Low-Power ECG-Based Processor for Predicting Ventricular Arrhythmia


This paper presents the design of a fully integrated electrocardiogram (ECG) signal processor (ESP) for the prediction of ventricular arrhythmia using a unique set of ECG features and a naive Bayes classifier. Real-time and adaptive techniques for the detection and the delineation of the P-QRS-T waves were investigated to extract the fiducial points. Those techniques are robust to any variations in the ECG signal with high sensitivity and precision. Two databases of the heart signal recordings from the MIT PhysioNet and the American Heart Association were used as a validation set to evaluate the performance of the processor. Based on application-specified integrated circuit (ASIC) simulation results, the overall classification accuracy was found to be 86% on the out-of-sample validation data with 3-s window size.            The proposed architecture of this paper analysis the logic size, area and power consumption using Xilinx 14.2.

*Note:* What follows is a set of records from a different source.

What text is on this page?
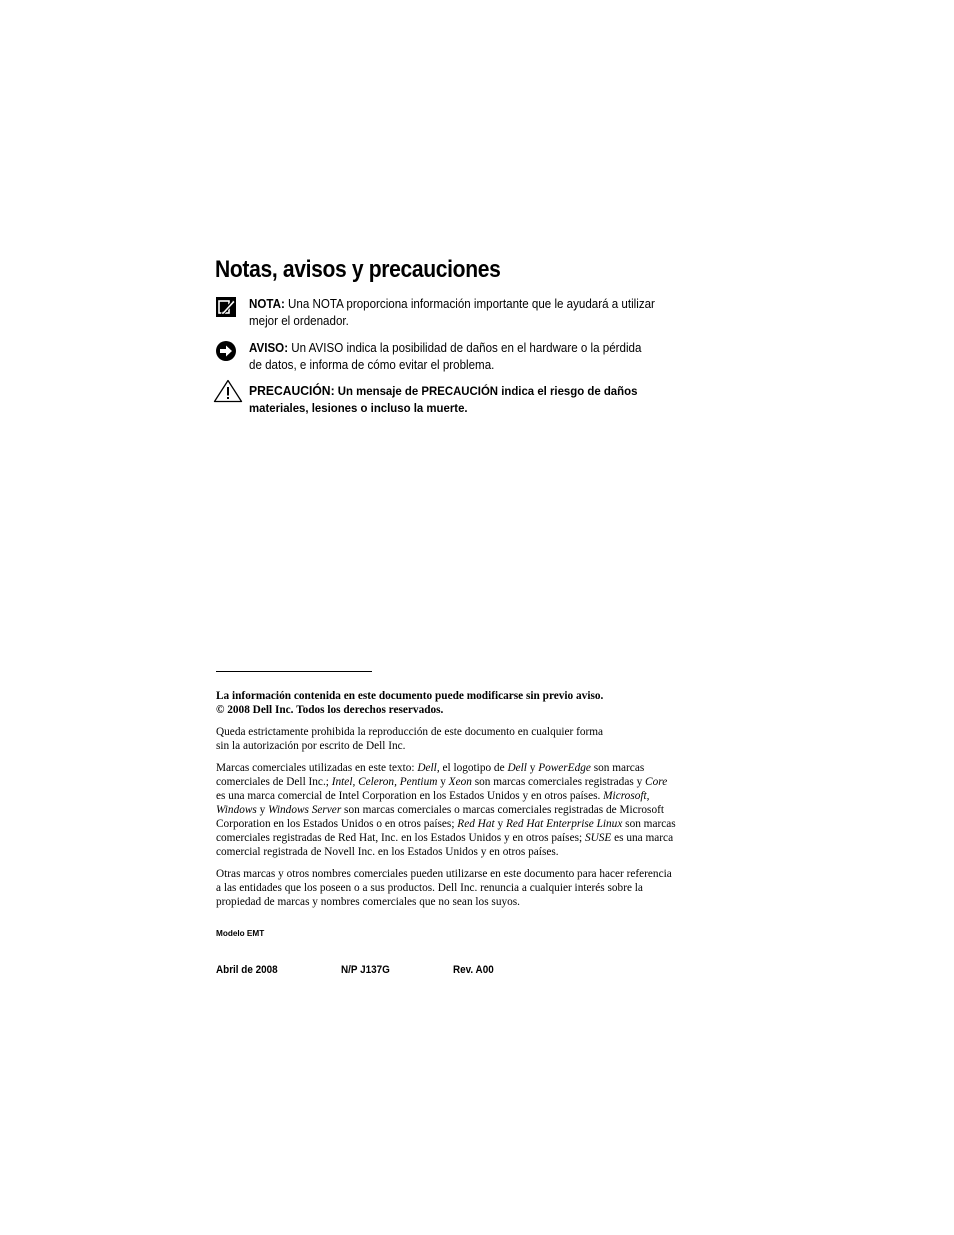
Notas, avisos y precauciones
NOTA: Una NOTA proporciona información importante que le ayudará a utilizar
mejor el ordenador.
AVISO: Un AVISO indica la posibilidad de daños en el hardware o la pérdida
de datos, e informa de cómo evitar el problema.
PRECAUCIÓN: Un mensaje de PRECAUCIÓN indica el riesgo de daños
materiales, lesiones o incluso la muerte.

La información contenida en este documento puede modificarse sin previo aviso.

© 2008 Dell Inc. Todos los derechos reservados.

Queda estrictamente prohibida la reproducción de este documento en cualquier forma

sin la autorización por escrito de Dell Inc.

Marcas comerciales utilizadas en este texto: Dell, el logotipo de Dell y PowerEdge son marcas

comerciales de Dell Inc.; Intel, Celeron, Pentium y Xeon son marcas comerciales registradas y Core

es una marca comercial de Intel Corporation en los Estados Unidos y en otros países. Microsoft,

Windows y Windows Server son marcas comerciales o marcas comerciales registradas de Microsoft

Corporation en los Estados Unidos o en otros países; Red Hat y Red Hat Enterprise Linux son marcas

comerciales registradas de Red Hat, Inc. en los Estados Unidos y en otros países; SUSE es una marca

comercial registrada de Novell Inc. en los Estados Unidos y en otros países.

Otras marcas y otros nombres comerciales pueden utilizarse en este documento para hacer referencia

a las entidades que los poseen o a sus productos. Dell Inc. renuncia a cualquier interés sobre la

propiedad de marcas y nombres comerciales que no sean los suyos.

Modelo EMT
Abril de 2008	N/P J137G	Rev. A00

Enhancement of the project:

Existing System:

Recently, due to the remarkable advancement in technology, the development of dedicated hardware for accurate ECG analysis and classification in real time has become possible. The main requirements are low-power consumption and low-energy operation in order to have longer battery lifetime along with the small area for wearability. Many attempts succeeded to implement ECG signal processing and classification systems in hardware. Shiu et al. implemented an integrated electrocardiogram signal processor (ESP) for the identification of heart diseases using the 90-nm CMOS technology. The system employed an instrumentation amplifier and a low-pass filter (LPF) to remove the baseline wander and the power line interference form the ECG and employed a time-domain morphological analysis for the feature extraction and classification based on the evaluation of the ST segment. The system was carried out in a field programmable gate array and consumed a total of 40.3-μW power and achieved an accuracy of 96.6%. The main disadvantage of the system is that it uses fixed search window with predefined size to locate S and T fiducial points, which is not suitable for real-time scenarios.

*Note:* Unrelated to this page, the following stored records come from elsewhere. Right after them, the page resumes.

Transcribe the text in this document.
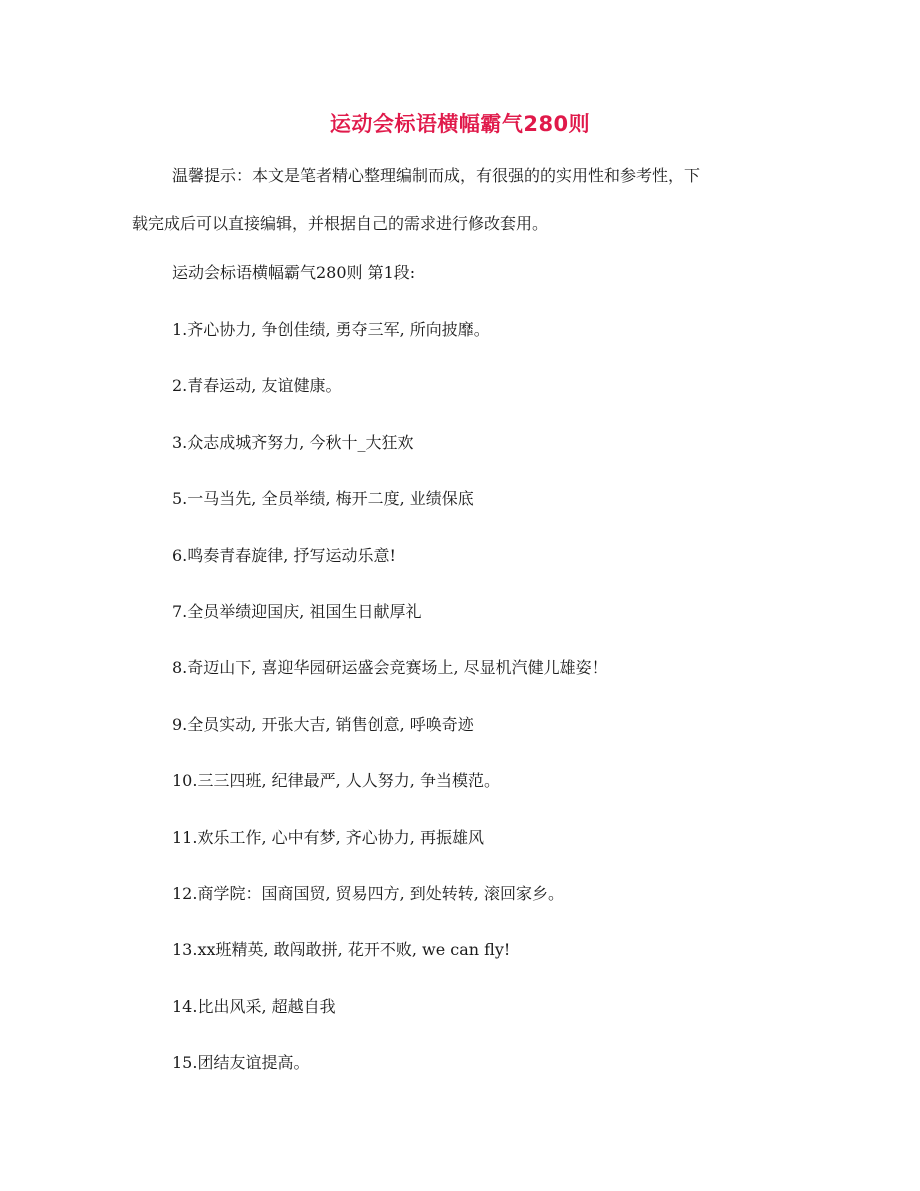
运动会标语横幅霸气280则
温馨提示：本文是笔者精心整理编制而成，有很强的的实用性和参考性，下
载完成后可以直接编辑，并根据自己的需求进行修改套用。
运动会标语横幅霸气280则 第1段:
1.齐心协力, 争创佳绩, 勇夺三军, 所向披靡。
2.青春运动, 友谊健康。
3.众志成城齐努力, 今秋十_大狂欢
5.一马当先, 全员举绩, 梅开二度, 业绩保底
6.鸣奏青春旋律, 抒写运动乐意!
7.全员举绩迎国庆, 祖国生日献厚礼
8.奇迈山下, 喜迎华园研运盛会竞赛场上, 尽显机汽健儿雄姿！
9.全员实动, 开张大吉, 销售创意, 呼唤奇迹
10.三三四班, 纪律最严, 人人努力, 争当模范。
11.欢乐工作, 心中有梦, 齐心协力, 再振雄风
12.商学院：国商国贸, 贸易四方, 到处转转, 滚回家乡。
13.xx班精英, 敢闯敢拼, 花开不败, we can fly!
14.比出风采, 超越自我
15.团结友谊提高。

The system was fabricated on the 0.18-μm CMOS technology and executed different functions for the three stages of preprocessing, feature extraction, and classification. The algorithm behind these functions was based on the quad level vector. Moreover, the functions were all pipelined to increase hardware utilization and reduce power consumption. Besides, the system employed clock gating techniques to enable and disable each processing unit individually according to the need and it applied voltage scaling up to 0.7 V. The ECG processor consumed 6 μW at 1.8 V and 1.26 μW at 0.7 V, which is much better than the system due to the low-power techniques it employed. One recent system for ECG classification was presented and comprised of three chips. The first chip contained the body-end circuits that were the high-pass sigma delta modulator-based bio-signal processor and the ON–OFF keying transmitter. The second chip, the receiving end, had the receiver and the digital signal processing (DSP) unit. The last chip was the classifier. Discrete wavelet transform was adopted by the DSP unit for the ECG feature extraction and classification. The chip was fabricated on the 0.18-μm CMOS technology and consumed a total power of 5.967 μW at 1.2 V for the DSP unit only. The accuracy of the beat detection and the ECG classification was 99.44% and 97.25%, respectively.